By understanding patterns within the homeless veteran population, stakeholders are better equipped to meet older veterans’ unique needs.

“They especially need those case managers to bring them to things, help them get those documents, and maybe plant the seed about living in assisted living or a nursing home,” Lapinski explains. “It’s hard for the veterans to come to terms with.”

Those on the frontlines have been advocating for specialized shelters with nursing staff to better bridge the time it takes for aging veterans with higher needs to get into an assisted living center. This would especially be beneficial as homeless veterans age and develop increasingly complex needs.

Some of the Metro Denver team at the 2023 Built for Zero Learning Session.

“We as people made these systems, so we as people can improve these systems.”

— Sofia Vigil, Regional Coordination Lead at MDHI (shown third from the right)

Closing in on comprehensive data on veteran homelessness

Thanks to its strides in collecting quality by-name data, Metro Denver will soon know all of the homeless veterans it serves by name, empowering them to address their unique barriers to permanent housing. 

They anticipate that the remaining four subregions will achieve quality data for their veterans by June 2024

MDHI will use its success in establishing quality data for veterans to get a count of the entire population of people experiencing homelessness, including all singles, those experiencing chronic homelessness, families, and youth. Right now, MDHI is building out its homeless management information system to support this goal for the Metro Denver area.

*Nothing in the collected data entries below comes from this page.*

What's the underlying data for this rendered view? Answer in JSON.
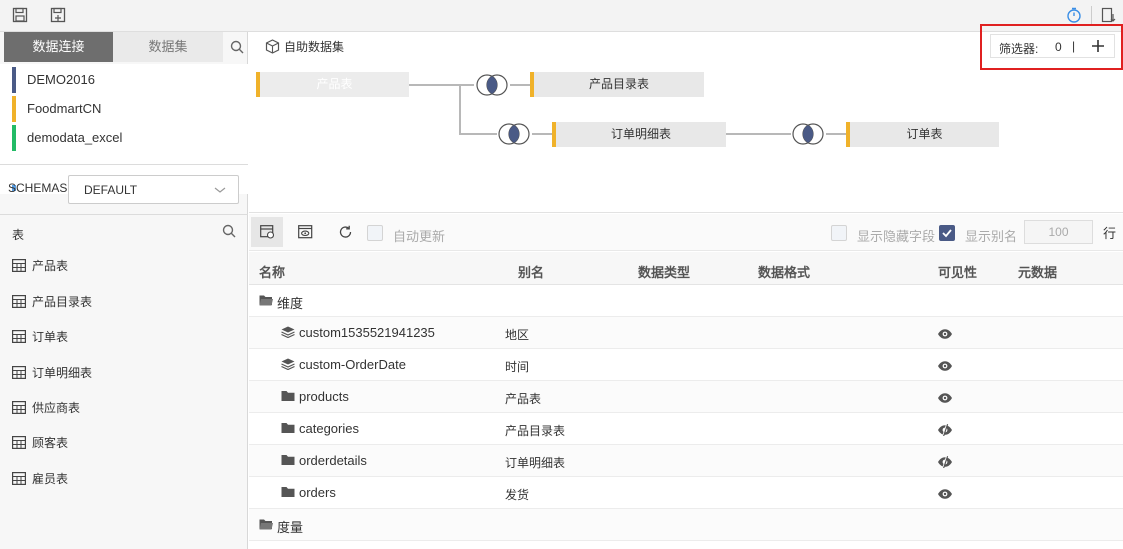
{
  "toolbar": {
    "icons": [
      "save-icon",
      "save-as-icon",
      "timer-icon",
      "export-icon"
    ]
  },
  "left_tabs": {
    "active": "数据连接",
    "inactive": "数据集"
  },
  "connections": [
    {
      "name": "DEMO2016",
      "color": "#4a5a86"
    },
    {
      "name": "FoodmartCN",
      "color": "#f0b22a"
    },
    {
      "name": "demodata_excel",
      "color": "#22bb66"
    }
  ],
  "schemas": {
    "label": "SCHEMAS",
    "value": "DEFAULT"
  },
  "tables_header": "表",
  "tables": [
    "产品表",
    "产品目录表",
    "订单表",
    "订单明细表",
    "供应商表",
    "顾客表",
    "雇员表"
  ],
  "diagram": {
    "title": "自助数据集",
    "filter": {
      "label": "筛选器:",
      "count": "0",
      "separator": "|"
    },
    "nodes": [
      "产品表",
      "产品目录表",
      "订单明细表",
      "订单表"
    ]
  },
  "grid_toolbar": {
    "auto_update": "自动更新",
    "show_hidden": "显示隐藏字段",
    "show_alias": "显示别名",
    "row_count": "100",
    "row_unit": "行"
  },
  "grid": {
    "headers": [
      "名称",
      "别名",
      "数据类型",
      "数据格式",
      "可见性",
      "元数据"
    ],
    "group_dimension": "维度",
    "group_measure": "度量",
    "rows": [
      {
        "name": "custom1535521941235",
        "alias": "地区",
        "icon": "layers-icon",
        "visibility": "visible"
      },
      {
        "name": "custom-OrderDate",
        "alias": "时间",
        "icon": "layers-icon",
        "visibility": "visible"
      },
      {
        "name": "products",
        "alias": "产品表",
        "icon": "folder-icon",
        "visibility": "visible"
      },
      {
        "name": "categories",
        "alias": "产品目录表",
        "icon": "folder-icon",
        "visibility": "hidden"
      },
      {
        "name": "orderdetails",
        "alias": "订单明细表",
        "icon": "folder-icon",
        "visibility": "hidden"
      },
      {
        "name": "orders",
        "alias": "发货",
        "icon": "folder-icon",
        "visibility": "visible"
      }
    ]
  }
}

Metro Denver’s coordinated response to addressing homelessness for veterans is part of a broader goal to find a sustainable solution for a system that is broken. “We as people made these systems, so we as people can improve these systems,” says Vigil. “It’s going to take time and effort, but we have the ability to improve and right the wrongs that as a society we have let just pass on for too long.”

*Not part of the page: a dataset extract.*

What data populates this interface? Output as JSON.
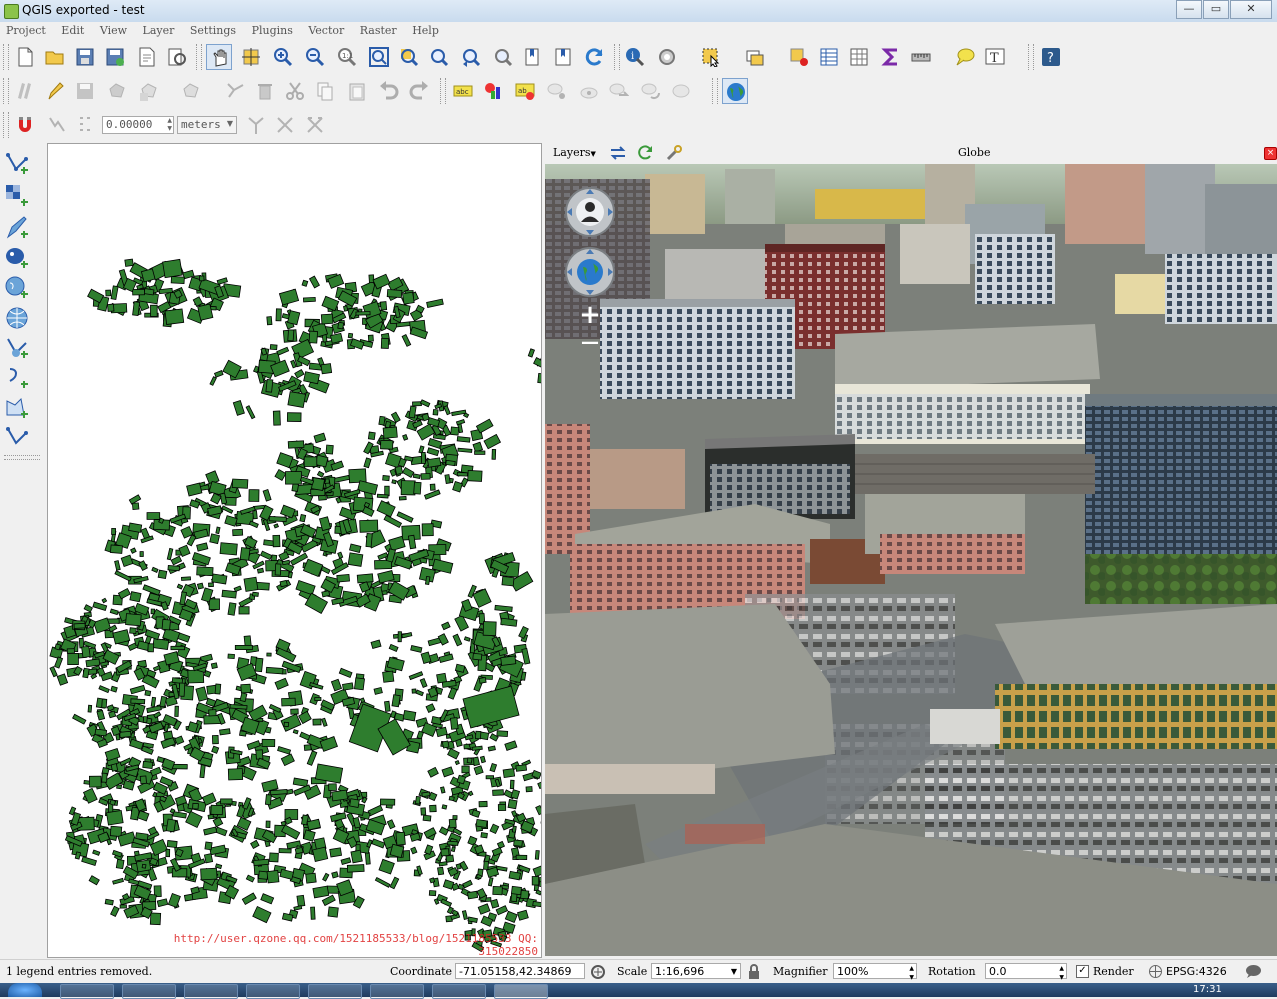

“In our region, we have many communities and cities and partners which can complicate things, but it also means that you have peers who are adjacent to one another learning and testing and trying new things, and we can then replicate and adapt and expand on what is working,” says Fletcher. 

Ian Fletcher


“Business as usual is not gonna solve this problem.” Ian Fletcher, the Built for Zero Strategy Lead for Large-Scale Change, on how Metro Denver is making progress on veteran homelessness.